Two facets of the article stood out. First, a quote from The Great Gatsby.
I've said as much to my own students, in the course of asking them, say, to describe a lawn. They shrug. Blink. "It's green," one of them invariably says. "Grassy." Here's how Fitzgerald describes one: "The lawn started at the beach and ran toward the front door for a quarter of a mile, jumping over sun-dials and brick walks and burning gardens—finally when it reached the house drifting up the side in bright vines as though from the momentum of its run."
The lawn ran? The lawn jumped? Is it an ill-tended lawn? Obviously not, because it's so sleek and swift, in such a well-groomed hurry to dash over every obstacle and splash itself festively against the bricks. Burning gardens? Why not be specific and tell us what flowers grow there, or vegetables perhaps, the colors and so forth? Well, because the lawn is moving too fast and can only glance—whoosh—as it passes: burning!

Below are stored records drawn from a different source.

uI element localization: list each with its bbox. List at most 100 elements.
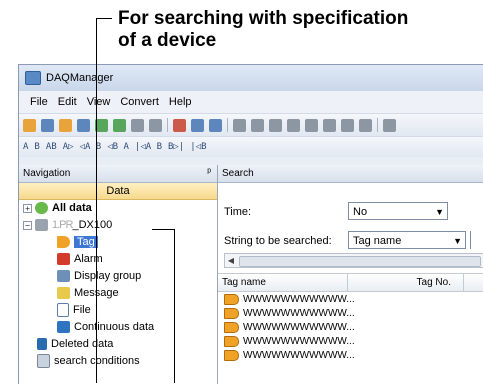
continuous-data-icon	[57, 321, 70, 333]
row-tag-name: WWWWWWWWWWW...	[243, 335, 355, 347]
dropdown-arrow-icon[interactable]: ▼	[435, 203, 444, 221]
search-conditions-icon	[37, 354, 50, 368]
tree-item-message[interactable]: Message	[57, 285, 119, 301]
menu-help[interactable]: Help	[164, 96, 197, 108]
tree-item-deleted-data[interactable]: Deleted data	[37, 336, 113, 352]
cursor-ab-icon[interactable]: AB	[46, 142, 57, 152]
main-toolbar	[19, 113, 483, 136]
search-text-input-edge[interactable]	[470, 231, 483, 249]
range-a-b-icon[interactable]: ◁A B	[80, 142, 102, 152]
column-more[interactable]	[464, 274, 483, 291]
scroll-left-icon[interactable]: ◀	[225, 254, 237, 267]
app-icon	[25, 71, 41, 85]
file-icon	[57, 303, 69, 317]
menu-convert[interactable]: Convert	[115, 96, 164, 108]
cursor-b-icon[interactable]: B	[34, 142, 39, 152]
move-a-b-icon[interactable]: |◁A B	[135, 142, 162, 152]
database-icon	[35, 202, 48, 214]
horizontal-scrollbar[interactable]: ◀	[224, 253, 483, 268]
tree-item-display-group[interactable]: Display group	[57, 268, 141, 284]
trash-icon	[37, 338, 47, 350]
tree-item-all-data[interactable]: + All data	[23, 200, 92, 216]
time-label: Time:	[224, 206, 252, 218]
zoom-icon[interactable]	[383, 118, 396, 132]
tree-label-display-group: Display group	[74, 270, 142, 282]
tag-icon	[224, 335, 239, 347]
search-title: Search	[222, 168, 254, 179]
table-row[interactable]: WWWWWWWWWWW...	[218, 292, 483, 306]
window-title: DAQManager	[46, 72, 114, 84]
pin-icon[interactable]: ᵖ	[207, 167, 211, 178]
table-row[interactable]: WWWWWWWWWWW...	[218, 334, 483, 348]
column-1-icon[interactable]	[251, 118, 264, 132]
tag-icon	[224, 321, 239, 333]
menu-edit[interactable]: Edit	[53, 96, 82, 108]
save-icon[interactable]	[41, 118, 54, 132]
data-tab-header[interactable]: Data	[19, 183, 217, 200]
callout-leader-horizontal	[96, 18, 112, 19]
app-window: DAQManager File Edit View Convert Help A	[18, 64, 483, 384]
range-b-a-icon[interactable]: ◁B A	[107, 142, 129, 152]
chart-x-icon[interactable]	[323, 118, 336, 132]
link-icon[interactable]	[191, 118, 204, 132]
tree-label-alarm: Alarm	[74, 253, 103, 265]
tree-item-continuous-data[interactable]: Continuous data	[57, 319, 154, 335]
align-icon[interactable]	[359, 118, 372, 132]
callout-line-1: For searching with specification	[118, 8, 409, 29]
column-tag-name[interactable]: Tag name	[218, 274, 348, 291]
open-folder-icon[interactable]	[23, 118, 36, 132]
print-icon[interactable]	[131, 118, 144, 132]
collapse-icon[interactable]: −	[23, 220, 32, 230]
tree-label-continuous-data: Continuous data	[74, 321, 155, 333]
tree-item-file[interactable]: File	[57, 302, 91, 318]
alarm-icon	[57, 253, 70, 265]
cursor-a-right-icon[interactable]: A▷	[63, 142, 74, 152]
row-tag-name: WWWWWWWWWWW...	[243, 307, 355, 319]
chart-y-icon[interactable]	[305, 118, 318, 132]
cursor-a-icon[interactable]: A	[23, 142, 28, 152]
row-tag-name: WWWWWWWWWWW...	[243, 349, 355, 361]
grid-icon[interactable]	[233, 118, 246, 132]
table-header: Tag name Tag No.	[218, 273, 483, 292]
search-pane: Search Time: No ▼ String to be searched:…	[218, 165, 483, 384]
move-b-icon[interactable]: B▷|	[168, 142, 184, 152]
tree-item-tag[interactable]: Tag	[57, 234, 98, 250]
tree-item-device[interactable]: − 1.PR _DX100	[23, 217, 112, 233]
expand-icon[interactable]: +	[23, 203, 32, 213]
dropdown-arrow-icon[interactable]: ▼	[453, 232, 462, 250]
tree-item-search-conditions[interactable]: search conditions	[37, 353, 140, 369]
tag-icon	[224, 293, 239, 305]
menu-view[interactable]: View	[82, 96, 116, 108]
table-row[interactable]: WWWWWWWWWWW...	[218, 320, 483, 334]
delete-icon[interactable]	[173, 118, 186, 132]
title-bar: DAQManager	[19, 65, 483, 91]
unlink-icon[interactable]	[209, 118, 222, 132]
time-select[interactable]: No ▼	[348, 202, 448, 220]
tag-icon	[57, 236, 70, 248]
tree-label-tag: Tag	[74, 236, 98, 248]
device-leader-vertical	[174, 229, 175, 383]
column-tag-no[interactable]: Tag No.	[348, 274, 464, 291]
callout-text: For searching with specification of a de…	[118, 8, 408, 52]
tree-label-device: _DX100	[72, 219, 113, 231]
string-select[interactable]: Tag name ▼	[348, 231, 466, 249]
menu-file[interactable]: File	[25, 96, 53, 108]
device-leader-horizontal	[152, 229, 174, 230]
time-select-value: No	[353, 206, 368, 218]
refresh-icon[interactable]	[113, 118, 126, 132]
open-data-icon[interactable]	[59, 118, 72, 132]
column-2-icon[interactable]	[269, 118, 282, 132]
move-end-b-icon[interactable]: |◁B	[190, 142, 206, 152]
scroll-thumb[interactable]	[239, 256, 481, 267]
column-3-icon[interactable]	[287, 118, 300, 132]
chart-r-icon[interactable]	[341, 118, 354, 132]
toolbar-separator	[227, 118, 228, 132]
export-icon[interactable]	[77, 118, 90, 132]
search-form: Time: No ▼ String to be searched: Tag na…	[218, 183, 483, 263]
results-table: Tag name Tag No. WWWWWWWWWWW... WWWWWWWW…	[218, 273, 483, 384]
print-preview-icon[interactable]	[149, 118, 162, 132]
callout-line-2: of a device	[118, 30, 217, 51]
table-row[interactable]: WWWWWWWWWWW...	[218, 306, 483, 320]
table-row[interactable]: WWWWWWWWWWW...	[218, 348, 483, 362]
search-header: Search	[218, 165, 483, 183]
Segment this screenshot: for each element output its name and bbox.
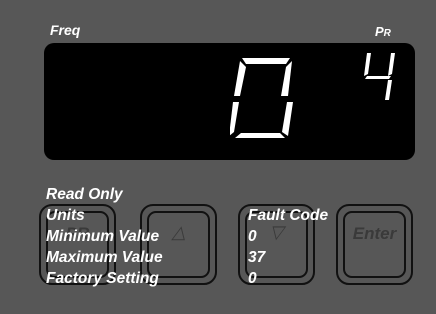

This is writing that makes us see the world afresh—the kind of writing that is better than actual living. Or rather it makes us want to live better, in every way. I cannot read about Gatsby's parties without wanting to drop everything, go for a swim, get plastered and dance the Charleston.
Why did I key in on this paragraph? I have written before, most recently about Catch-22, that I think too much editing tends to ruin prose. I feel certain that had I written that a lawn ran, my editor would have noted it and said something along the lines of "lawn can't run." Nota bene to self, don't trust your editor too much.
Secondly, I read this at first and was confounded momentarily. Once I read on I found that is the best description of the maxim that writers hear so often "show don't tell" I have ever heard.
"Action is character," Fitzgerald wrote in his notes while working on his unfinished novel, "The Last Tycoon." Many times I've written the same motto on my chalkboard, in the same emphatic capitals, and said to my students: If one of our greatest writers had to exhort himself with that phrase, right up to the end, it must be pretty important.
Don't, therefore, simply tell us that a character is "arrogant" or "blasé" or whatever; show her reclining on a divan "with her chin raised a little, as if she were balancing something on it which was quite likely to fall," as Fitzgerald gives us Jordan Baker in "Gatsby," or show her "revolving on a noisy, creaking pivot through the smoky air," as one will forever remember the vulgar Myrtle Wilson.
Action will suggest the most salient qualities, along with myriad ineffable others, until finally you've earned the right to pronounce explicit judgment—and thus the moral implications of "Action is Character": "They were careless people, Tom and Daisy—they smashed up things and creatures and then retreated back into their money or their vast carelessness, or whatever it was that kept them together, and let other people clean up the mess they had made."
I love being pleasantly surprised by an article. Went into expected nothing, came out with two nuggets of info I'd previously not had.